First, the US -China trade relationship, specifically, the US imposition of increased tariffs on imports from China (and China’s retaliatory tariffs): Both D’s and R’s tell Trump to stay tough. Better come up with something good – get China to change its bad trade practices; we (the US trade community) need to get something for the pain caused by the tariffs.
Let’s remember, no trade deal has ever been popular on Capitol Hill. If they pass, they do so just barely, with vigorous and bitter opposition. Such was the case with NAFTA 30 years ago, and with allowing China into the World Trade Organization. The Trans Pacific Partnership was opposed by both the R and D Presidential candidates, and defeated in a test vote in the House. So whatever deal we get on NAFTA’s replacement, the US-Mexico-Canada Agreement (USMCA) or with China on tariffs, half of Congress will oppose it – most for political reasons, some for substantive reasons.
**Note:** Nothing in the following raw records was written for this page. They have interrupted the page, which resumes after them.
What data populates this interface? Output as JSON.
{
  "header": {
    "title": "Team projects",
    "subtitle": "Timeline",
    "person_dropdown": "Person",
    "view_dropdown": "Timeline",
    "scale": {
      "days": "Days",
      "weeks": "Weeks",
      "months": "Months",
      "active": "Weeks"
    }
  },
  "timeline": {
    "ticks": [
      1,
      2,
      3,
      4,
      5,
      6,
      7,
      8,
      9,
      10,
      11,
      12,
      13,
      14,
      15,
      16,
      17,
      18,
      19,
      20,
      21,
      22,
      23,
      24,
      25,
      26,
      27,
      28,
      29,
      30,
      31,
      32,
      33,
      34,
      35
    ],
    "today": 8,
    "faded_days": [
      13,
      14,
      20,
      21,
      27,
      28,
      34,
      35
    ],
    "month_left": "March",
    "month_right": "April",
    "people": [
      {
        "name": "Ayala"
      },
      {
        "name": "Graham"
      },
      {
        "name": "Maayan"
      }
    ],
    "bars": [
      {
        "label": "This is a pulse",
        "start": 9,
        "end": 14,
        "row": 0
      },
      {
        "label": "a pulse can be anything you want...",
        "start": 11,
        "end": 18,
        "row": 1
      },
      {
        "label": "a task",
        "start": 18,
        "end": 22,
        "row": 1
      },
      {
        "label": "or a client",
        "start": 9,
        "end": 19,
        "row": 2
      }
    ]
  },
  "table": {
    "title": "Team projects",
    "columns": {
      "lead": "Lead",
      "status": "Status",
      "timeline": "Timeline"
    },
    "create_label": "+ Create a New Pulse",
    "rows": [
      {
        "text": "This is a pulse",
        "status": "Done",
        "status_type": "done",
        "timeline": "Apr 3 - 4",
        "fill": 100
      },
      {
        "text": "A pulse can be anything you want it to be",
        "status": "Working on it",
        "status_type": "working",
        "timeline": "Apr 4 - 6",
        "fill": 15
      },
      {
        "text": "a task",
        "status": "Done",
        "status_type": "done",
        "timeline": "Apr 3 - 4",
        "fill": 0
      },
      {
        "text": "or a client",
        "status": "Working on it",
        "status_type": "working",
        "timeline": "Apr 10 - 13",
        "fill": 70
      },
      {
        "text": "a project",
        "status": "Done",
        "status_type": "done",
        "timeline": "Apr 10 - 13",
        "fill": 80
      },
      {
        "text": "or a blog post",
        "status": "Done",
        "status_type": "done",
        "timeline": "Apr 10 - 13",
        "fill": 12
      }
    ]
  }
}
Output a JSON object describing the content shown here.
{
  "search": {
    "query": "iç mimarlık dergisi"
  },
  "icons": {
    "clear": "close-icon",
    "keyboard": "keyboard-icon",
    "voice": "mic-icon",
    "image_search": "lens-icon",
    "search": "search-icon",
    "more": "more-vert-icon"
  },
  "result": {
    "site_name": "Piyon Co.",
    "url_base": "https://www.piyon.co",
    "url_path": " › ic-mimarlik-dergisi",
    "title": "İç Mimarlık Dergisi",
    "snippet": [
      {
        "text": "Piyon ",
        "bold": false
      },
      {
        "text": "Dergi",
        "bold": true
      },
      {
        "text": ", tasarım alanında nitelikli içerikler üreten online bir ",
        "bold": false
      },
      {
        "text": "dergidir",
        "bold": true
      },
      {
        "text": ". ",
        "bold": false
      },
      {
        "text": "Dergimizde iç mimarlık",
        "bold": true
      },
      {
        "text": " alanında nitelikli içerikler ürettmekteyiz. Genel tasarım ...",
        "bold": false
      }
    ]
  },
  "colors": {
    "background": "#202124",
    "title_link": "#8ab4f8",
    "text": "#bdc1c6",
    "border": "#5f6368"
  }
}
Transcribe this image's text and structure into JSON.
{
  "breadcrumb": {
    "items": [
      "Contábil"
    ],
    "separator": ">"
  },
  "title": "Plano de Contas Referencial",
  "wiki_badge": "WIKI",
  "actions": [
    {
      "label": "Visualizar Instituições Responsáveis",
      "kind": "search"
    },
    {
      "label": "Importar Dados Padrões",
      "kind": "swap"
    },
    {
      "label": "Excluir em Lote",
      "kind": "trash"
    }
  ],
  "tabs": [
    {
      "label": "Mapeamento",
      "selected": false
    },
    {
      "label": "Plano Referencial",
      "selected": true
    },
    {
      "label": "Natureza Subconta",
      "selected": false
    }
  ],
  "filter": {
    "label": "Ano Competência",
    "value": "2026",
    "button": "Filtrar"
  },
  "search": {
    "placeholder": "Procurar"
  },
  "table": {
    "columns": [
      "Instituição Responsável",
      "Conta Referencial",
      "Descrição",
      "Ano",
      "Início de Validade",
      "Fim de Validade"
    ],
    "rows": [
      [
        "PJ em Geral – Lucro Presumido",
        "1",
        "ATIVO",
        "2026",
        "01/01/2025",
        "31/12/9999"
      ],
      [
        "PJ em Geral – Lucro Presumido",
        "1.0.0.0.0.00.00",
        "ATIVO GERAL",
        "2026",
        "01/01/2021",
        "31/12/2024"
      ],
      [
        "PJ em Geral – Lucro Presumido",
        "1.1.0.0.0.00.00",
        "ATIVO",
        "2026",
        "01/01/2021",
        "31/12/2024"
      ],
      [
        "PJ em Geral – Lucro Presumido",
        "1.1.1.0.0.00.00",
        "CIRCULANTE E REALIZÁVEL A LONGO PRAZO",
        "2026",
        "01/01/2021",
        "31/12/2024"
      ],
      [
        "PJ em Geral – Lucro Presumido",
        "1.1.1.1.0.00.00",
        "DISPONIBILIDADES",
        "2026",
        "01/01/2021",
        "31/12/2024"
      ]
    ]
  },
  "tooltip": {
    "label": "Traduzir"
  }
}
Nothing new.
Will USMCA pass? Yes. Senate is committed to pass it, the President wants it done. Labor unions are saying Mexico’s commitment to increase wages and working standards are not good enough. Nonetheless, we sense Speaker of the House Pelosi is setting the stage for House passage in the next few months.
Back to China: Congress has already sent a veto-proof bill to the President addressing China’s brutal repression of civil liberties in Hong Kong. This put the President in a tough position – sign the bill and anger China in the midst of trade negotiations; or don’t sign it, and look weak on defending liberties of Hong Kong residents, He signed it. What this does to China’s willingness to make the trade commitments we seek, remains to be seen.
Now Congress is passing another bill that will anger China equally – sanctioning China for its repression of the Uyghur ethnic minorities in eastern China. The House passed a version by 407-1. Bipartisan condemnation. Soon a version of this bill will put the President in the same situation as the Hong Kong bill – should he sign it, standing up for human rights even though it will anger China and jeopardize the trade negotiations? My bet is he will do as he did with the Hong Kong bill – sign it.
Clearly, human rights has bumped trade from the limelight. Congress has not passed a bill on the ongoing the US-China trade dispute, but it is on the verge of passing the second bill sanctioning China for its human rights practices (the Hong Kong and Uyghur bills) . China has already retaliated, restricting US naval access to Hong Kong, etc.
In this environment, it difficult to expect much progress on the trade front. It is quite possible that the US tariffs on China’s exports, and China’s retaliatory tariffs on our exports, could remain in place for another year - at least until the November, 2020 Presidential and Congressional elections.